A vast peatland has been discovered in a remote part of Congo-Brazzaville.
The bog covers an area the size of England and is thought to contain billions of tonnes of peat.
Scientists say investigating the carbon-rich material could shed light on 10,000 years of environmental change in this little-studied region.
Dr Simon Lewis, from the University of Leeds, said: "It's remarkable that there are parts of the planet that are still uncharted territory."
He added: "Few people venture into these swamps as they are quite difficult places to move around in and work in."
Satellite images initially hinted at the presence of the enormous tropical peatland, but an expedition, starting from Itanga village in April, confirmed it was there.
The discovery team, from the University of Leeds, the Wildlife Conservation Society-Congo and Congo-Brazzaville's Marien Ngouabi University, had to contend with dwarf crocodiles, gorillas and elephants as they explored the area. But they said the biggest challenge was soggy feet.
Dr Lewis, who was working with PhD student Greta Dargie, added: "You can only walk on these areas for a couple of months a year, right at the end of the dry season, so you have to time it right. Even then it is still wet every day.
"We were inside the swamp for three weeks, and the only time we had dry feet was when we were asleep in our tents. To place the tent, you have to build a platform because the ground is permanently water-logged."
The team estimates that the bog covers between 100,000 and 200,000 square kilometres (40,000 to 80,000 sq miles), with the peat-layer reaching up to 7m (23ft) beneath the ground. It spreads into the Democratic Republic of Congo.
The researchers believe it holds billions of tonnes of partially decayed vegetation.
"Peatlands are formed because the plant matter going into the soil is not fully decomposed," Dr Lewis explained.
"It requires slow conditions for the decomposition, so you naturally find most peatlands are in the cold zones. It's rare to find them in the wet and warm tropics, so that makes this an unusual discovery."
Because the area holds so much organic matter it means a large amount of carbon is locked into the ground.
The scientists say analysing this material, which is thousands of years old, will help them to learn more about the Congo Basin's role in the world's past and present climate.
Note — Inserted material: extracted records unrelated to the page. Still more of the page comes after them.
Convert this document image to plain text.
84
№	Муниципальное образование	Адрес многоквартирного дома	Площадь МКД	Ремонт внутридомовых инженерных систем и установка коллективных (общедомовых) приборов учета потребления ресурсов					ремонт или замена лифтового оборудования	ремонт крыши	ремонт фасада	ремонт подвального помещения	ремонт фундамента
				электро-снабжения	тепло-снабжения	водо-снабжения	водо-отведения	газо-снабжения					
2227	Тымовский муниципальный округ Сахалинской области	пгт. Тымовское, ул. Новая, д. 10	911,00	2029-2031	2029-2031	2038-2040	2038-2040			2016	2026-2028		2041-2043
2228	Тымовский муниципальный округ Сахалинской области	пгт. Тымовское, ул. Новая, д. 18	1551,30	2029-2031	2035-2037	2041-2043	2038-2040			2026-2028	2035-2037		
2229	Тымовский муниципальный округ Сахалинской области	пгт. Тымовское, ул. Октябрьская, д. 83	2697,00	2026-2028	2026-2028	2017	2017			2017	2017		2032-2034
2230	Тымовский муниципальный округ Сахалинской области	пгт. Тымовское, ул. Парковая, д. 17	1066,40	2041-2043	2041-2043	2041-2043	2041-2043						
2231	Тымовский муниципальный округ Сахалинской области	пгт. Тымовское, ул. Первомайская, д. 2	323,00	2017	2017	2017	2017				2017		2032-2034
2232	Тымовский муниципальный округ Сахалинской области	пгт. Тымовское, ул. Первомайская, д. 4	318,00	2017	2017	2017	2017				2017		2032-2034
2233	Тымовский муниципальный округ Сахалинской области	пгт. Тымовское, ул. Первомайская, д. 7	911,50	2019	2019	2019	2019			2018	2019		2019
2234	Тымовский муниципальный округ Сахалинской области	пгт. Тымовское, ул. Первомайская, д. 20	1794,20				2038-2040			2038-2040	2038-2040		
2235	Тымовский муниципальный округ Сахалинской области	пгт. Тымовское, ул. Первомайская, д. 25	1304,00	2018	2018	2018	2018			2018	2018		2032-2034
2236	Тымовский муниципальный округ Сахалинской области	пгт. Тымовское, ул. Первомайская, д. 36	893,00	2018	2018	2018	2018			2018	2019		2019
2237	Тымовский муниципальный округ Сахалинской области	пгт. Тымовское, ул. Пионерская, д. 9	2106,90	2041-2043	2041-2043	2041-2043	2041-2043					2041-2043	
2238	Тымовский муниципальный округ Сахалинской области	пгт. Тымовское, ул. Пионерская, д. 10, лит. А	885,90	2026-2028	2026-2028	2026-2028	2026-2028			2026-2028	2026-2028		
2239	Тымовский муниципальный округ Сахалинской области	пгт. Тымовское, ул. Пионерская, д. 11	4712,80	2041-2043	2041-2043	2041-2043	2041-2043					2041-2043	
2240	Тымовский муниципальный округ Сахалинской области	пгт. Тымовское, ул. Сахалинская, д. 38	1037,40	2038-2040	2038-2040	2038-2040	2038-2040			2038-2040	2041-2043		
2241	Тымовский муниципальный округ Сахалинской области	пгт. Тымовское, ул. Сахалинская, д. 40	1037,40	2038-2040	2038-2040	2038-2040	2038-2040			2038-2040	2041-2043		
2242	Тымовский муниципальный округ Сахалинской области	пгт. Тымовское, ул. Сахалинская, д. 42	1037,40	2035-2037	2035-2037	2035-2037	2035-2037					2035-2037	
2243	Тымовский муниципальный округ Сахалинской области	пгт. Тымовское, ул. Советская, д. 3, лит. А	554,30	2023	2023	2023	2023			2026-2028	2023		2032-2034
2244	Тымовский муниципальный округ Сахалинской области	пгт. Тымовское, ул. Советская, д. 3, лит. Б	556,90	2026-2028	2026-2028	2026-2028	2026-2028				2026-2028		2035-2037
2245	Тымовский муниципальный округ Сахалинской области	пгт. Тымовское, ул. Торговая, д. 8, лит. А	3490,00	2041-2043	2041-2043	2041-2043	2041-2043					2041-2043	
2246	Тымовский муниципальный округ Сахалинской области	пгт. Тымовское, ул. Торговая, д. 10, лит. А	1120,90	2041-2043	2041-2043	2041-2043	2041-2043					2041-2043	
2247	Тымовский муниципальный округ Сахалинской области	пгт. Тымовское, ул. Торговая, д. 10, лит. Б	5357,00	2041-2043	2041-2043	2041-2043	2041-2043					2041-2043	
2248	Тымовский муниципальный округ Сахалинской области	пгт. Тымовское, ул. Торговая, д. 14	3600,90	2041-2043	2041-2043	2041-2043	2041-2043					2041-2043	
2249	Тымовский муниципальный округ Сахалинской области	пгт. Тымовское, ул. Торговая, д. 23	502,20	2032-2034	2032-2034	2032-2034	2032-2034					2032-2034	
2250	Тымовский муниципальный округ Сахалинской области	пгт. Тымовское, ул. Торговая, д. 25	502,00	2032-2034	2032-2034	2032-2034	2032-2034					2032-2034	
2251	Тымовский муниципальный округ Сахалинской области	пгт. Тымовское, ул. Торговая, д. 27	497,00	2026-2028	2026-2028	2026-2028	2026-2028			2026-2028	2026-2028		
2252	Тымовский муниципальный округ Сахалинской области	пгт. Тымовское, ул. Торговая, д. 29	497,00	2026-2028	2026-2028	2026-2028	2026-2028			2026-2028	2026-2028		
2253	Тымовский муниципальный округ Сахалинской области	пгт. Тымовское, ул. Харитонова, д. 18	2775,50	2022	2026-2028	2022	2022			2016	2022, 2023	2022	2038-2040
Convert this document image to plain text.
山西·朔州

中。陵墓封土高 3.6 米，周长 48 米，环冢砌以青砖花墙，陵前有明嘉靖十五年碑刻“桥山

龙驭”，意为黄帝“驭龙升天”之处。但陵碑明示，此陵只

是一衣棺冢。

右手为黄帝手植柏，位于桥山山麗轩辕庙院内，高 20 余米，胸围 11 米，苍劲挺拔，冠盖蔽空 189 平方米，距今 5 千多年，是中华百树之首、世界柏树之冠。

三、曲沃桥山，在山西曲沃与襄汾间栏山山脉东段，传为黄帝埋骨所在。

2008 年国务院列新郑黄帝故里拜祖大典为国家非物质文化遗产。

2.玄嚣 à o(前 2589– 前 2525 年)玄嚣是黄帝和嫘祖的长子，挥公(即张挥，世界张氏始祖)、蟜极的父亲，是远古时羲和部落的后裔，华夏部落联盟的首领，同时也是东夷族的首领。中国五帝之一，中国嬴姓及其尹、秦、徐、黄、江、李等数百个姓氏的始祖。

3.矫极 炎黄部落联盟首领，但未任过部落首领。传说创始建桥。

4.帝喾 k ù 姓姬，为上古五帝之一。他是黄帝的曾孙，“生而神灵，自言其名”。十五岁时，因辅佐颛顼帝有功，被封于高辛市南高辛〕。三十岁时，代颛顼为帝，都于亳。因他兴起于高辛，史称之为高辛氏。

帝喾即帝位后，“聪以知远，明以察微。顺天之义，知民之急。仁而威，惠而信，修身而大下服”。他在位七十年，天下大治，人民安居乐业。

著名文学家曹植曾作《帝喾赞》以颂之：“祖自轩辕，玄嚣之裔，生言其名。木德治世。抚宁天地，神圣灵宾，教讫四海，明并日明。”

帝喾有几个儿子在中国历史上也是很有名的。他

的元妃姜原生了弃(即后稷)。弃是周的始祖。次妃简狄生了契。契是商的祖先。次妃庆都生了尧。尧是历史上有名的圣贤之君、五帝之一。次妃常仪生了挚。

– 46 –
Dr Lewis said: "Peatlands, generally, have been a big carbon sink over the past 10,000 years. They have been taking carbon out of the atmosphere and storing it as peat for the long term.
"And what we've found in central Africa is another one of those areas, so it adds a little piece to that jigsaw puzzle of where all the carbon goes in the atmosphere, where the sources are and where the sinks are, particularly in the pre-industrial era.
"So we can reduce our uncertainty around the global carbon cycle before humans started changing it."
The scientists have taken samples of the peat back to the UK to confirm its age and analyse the vegetation that it holds.
While some peat bogs around the world are under threat, particularly from drainage to make way for agriculture, the team thinks the Congo peatland is safe for now.
Dr Lewis said: "Its remoteness naturally provides protection. And much of the area in the Republic of Congo is already a community reserve: it is managed by the Wildlife Conservation Society, the government and the local people. They have a management plan to manage the area and also increase their livelihoods and incomes."